London. Zum ersten Mal seit dem Brexit-Votum im Juni 2016 ist es der britischen Premierministerin Theresa May gelungen, ihr zerstrittenes Kabinett auf eine Linie zu bringen. Am Ende eines monatelangen Gezerres stimmten die Minister Freitagnacht einem weicheren Brexit-Kurs zu. Der Vorschlag sieht eine Freihandelszone für Waren und landwirtschaftliche Güter zwischen Großbritannien und der EU vor. In diesen Bereichen will Großbritannien weiterhin eng an den europäischen Binnenmarkt gebunden bleiben. Teilweise nimmt die Regierung damit Abschied von ihrer harten Brexit-Linie.
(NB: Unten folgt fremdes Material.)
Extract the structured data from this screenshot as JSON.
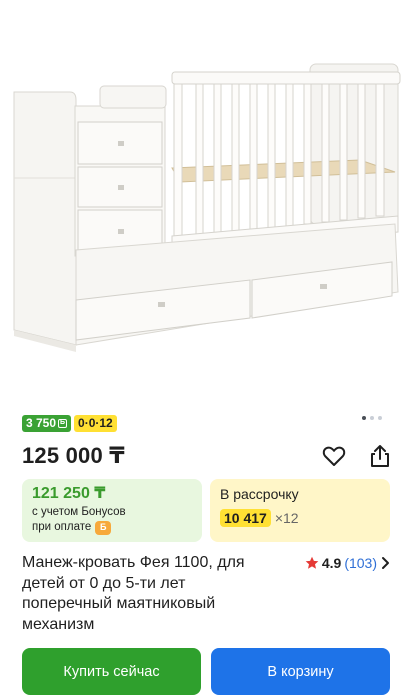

Für die drei anderen Freiheiten des Binnenmarkts – Kapital, Arbeitskräfte und Dienstleistungen – soll es aber Beschränkungen geben. Damit wollen die Briten die ungehinderte Einreise von EU-Bürgern stoppen und im wichtigen Dienstleistungssektor eigene Wege gehen. Sie nehmen dabei in Kauf, dass etwa Banken keinen uneingeschränkten Zugang mehr zum EU-Binnenmarkt haben. Aus der Europäischen Zollunion will London austreten, damit das Land eigene Handelsabkommen mit Drittstaaten wie den USA und China schließen kann. Um trotzdem Grenzkontrollen zwischen dem britischen Nordirland und dem EU-Mitglied Irland zu vermeiden, wollen die Briten für Importe aus Drittländern zwei verschiedene Zollsätze erheben: einen für Waren, die für den europäischen Markt bestimmt sind, und einen anderen für Güter, die in Großbritannien verkauft werden sollen.

In der kommenden Woche will die Regierung ein ausführliches Dokument zur neuen Position für die Gespräche mit der EU veröffentlichen. Fraglich ist, ob Brüssel sich auf einen solchen Handel einlässt. Bislang hat sich die EU auf den Standpunkt gestellt, dass die vier Freiheiten des Binnenmarkts nicht einzeln verhandelbar sind.